Criticism of Munich police over Pegida rally at Hitler putsch site

Anti-fascist groups say officers stood by as speech linked Nazis and Pegida movement

A sea of steel helmets before the Feldherrnhalle in Munich, November 8th, 1935, where thousands of recruits gathered to swear an oath of fealty to Germany’s new army flag, which bore the Nazi swastika. Photograph: Keystone/Getty Images
A sea of steel helmets before the Feldherrnhalle in Munich, November 8th, 1935, where thousands of recruits gathered to swear an oath of fealty to Germany’s new army flag, which bore the Nazi swastika. Photograph: Keystone/Getty Images

Munich police have come under fire for allowing an anti-Islamic group to hold a rally – and deliver a Nazi-glorifying speech – at the site where Adolf Hitler’s 1923 uprising failed.

His so-called “beer hall putsch” began on the evening of November 8th, 1923, and ended the following morning when police confronted Hitler and his supporters at Munich’s Feldherrnhalle and led him off to prison.

Now, almost a century on, Munich police are struggling to explain why they allowed a speech from the local branch of anti-Islam group Pegida on the same site last Monday.

Anti-fascist groups say police stood by as about 180 demonstrators from the local branch of Pegida, founded in Dresden a year ago, heard a speech drawing a line between the Nazis and their own movement.

READ SOME MORE

According to Micky Wenngatz, organiser of a counter-demonstration, a Pegida speaker noted that another movement had once started at the site of their demonstration and said the time has come for a "march of thousands" from this square in Munich to Berlin.

"Nazis and right-wing extremists in front of the Feldherrnhalle, that was unthinkable even weeks ago," said Mr Wenngatz to the Süddeutsche Zeitung daily. "Pegida is deliberately underlining the historical connection to this site."

The Pegida group had applied to hold a rally at the adjacent Theatinerkirche but, at the last minute, police on the scene decided to shift the barriers to in front of the Feldherrenhalle.

It was built in the 19th century by Bavaria's King Ludwig I to honour the Bavarian army. In the early hours of November 9th, 1923, Hitler and about 2,000 supporters marched there from the Bürgerbräu beer hall.

Nazi salute

Their plans to overthrow the government in Munich and Berlin were quashed by police in a battle that left some 16 Nazis and four policemen dead.

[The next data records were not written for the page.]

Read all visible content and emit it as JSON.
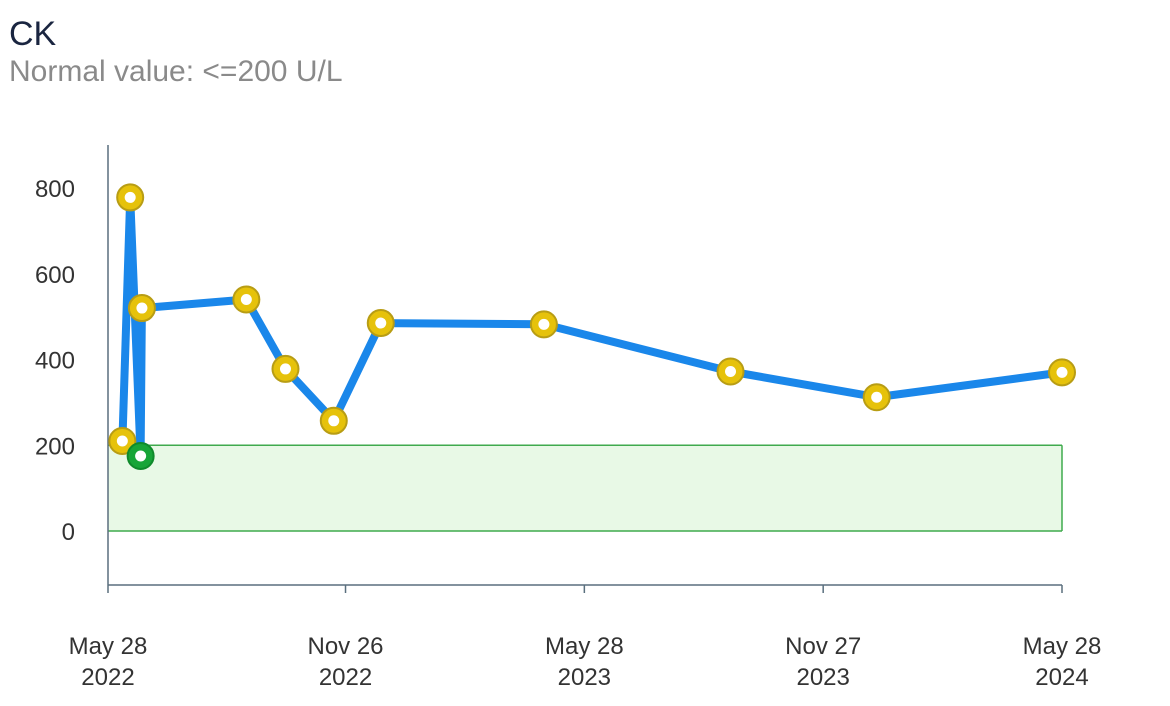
{
  "title": "CK",
  "subtitle": "Normal value: <=200 U/L",
  "chart_data": {
    "type": "line",
    "title": "CK",
    "subtitle": "Normal value: <=200 U/L",
    "xlabel": "",
    "ylabel": "",
    "ylim": [
      -125,
      900
    ],
    "xlim": [
      "2022-05-28",
      "2024-05-28"
    ],
    "y_ticks": [
      800,
      600,
      400,
      200,
      0
    ],
    "x_ticks": [
      {
        "date": "2022-05-28",
        "line1": "May 28",
        "line2": "2022"
      },
      {
        "date": "2022-11-26",
        "line1": "Nov 26",
        "line2": "2022"
      },
      {
        "date": "2023-05-28",
        "line1": "May 28",
        "line2": "2023"
      },
      {
        "date": "2023-11-27",
        "line1": "Nov 27",
        "line2": "2023"
      },
      {
        "date": "2024-05-28",
        "line1": "May 28",
        "line2": "2024"
      }
    ],
    "normal_range": [
      0,
      200
    ],
    "grid": false,
    "series": [
      {
        "points": [
          {
            "x": "2022-06-08",
            "y": 210,
            "status": "abnormal"
          },
          {
            "x": "2022-06-14",
            "y": 778,
            "status": "abnormal"
          },
          {
            "x": "2022-06-22",
            "y": 175,
            "status": "normal"
          },
          {
            "x": "2022-06-23",
            "y": 520,
            "status": "abnormal"
          },
          {
            "x": "2022-09-11",
            "y": 540,
            "status": "abnormal"
          },
          {
            "x": "2022-10-11",
            "y": 378,
            "status": "abnormal"
          },
          {
            "x": "2022-11-17",
            "y": 257,
            "status": "abnormal"
          },
          {
            "x": "2022-12-23",
            "y": 485,
            "status": "abnormal"
          },
          {
            "x": "2023-04-27",
            "y": 482,
            "status": "abnormal"
          },
          {
            "x": "2023-09-17",
            "y": 372,
            "status": "abnormal"
          },
          {
            "x": "2024-01-07",
            "y": 312,
            "status": "abnormal"
          },
          {
            "x": "2024-05-28",
            "y": 370,
            "status": "abnormal"
          }
        ]
      }
    ]
  },
  "colors": {
    "line": "#1a87ea",
    "abnormal_fill": "#e6c20b",
    "abnormal_stroke": "#b89d14",
    "normal_fill": "#17a538",
    "normal_stroke": "#0f8a2b",
    "range_fill": "#e8f9e6",
    "range_stroke": "#3faa4d",
    "axis": "#5a6f7e"
  }
}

After the Nazi takeover in 1933, the Feldherrnhalle was transformed into a place of pilgrimage to the 16 Nazi “martyrs” of the putsch. Anyone passing the building was obliged to give the Nazi salute.

Ahead of another Pegida rally on Monday night, registered to be held before the nearby interior ministry, Bavarian city official Marian Offman criticised the "historical amnesia" that allowed the rally before the Feldherrnhalle.

Others have asked questions about why authorities permitted a demonstration involving at least four well-known neo-Nazis.

The demonstration was registered by Heinz Meyer, a 55 year-old who has been under investigation for three years on suspicion of involvement in a terrorist organisation.

“We are no Nazis,” said Mr Meyer in a letter to state parliament officials last month. “We are not even stalwart patriots – just decent, considerate citizens.”

Germany’s growing refugee crisis has left 51 per cent of people “fearful” of the influx of asylum seekers and boosted Pegida, which stands for “Patriotic Europeans against the Islamisation of the Occident”.

Support for the group fell earlier this year after its founder dubbed immigrants “trash” on social media. But, a year after its founding in Dresden, Monday-evening marches there are once again attracting up to 10,000 people.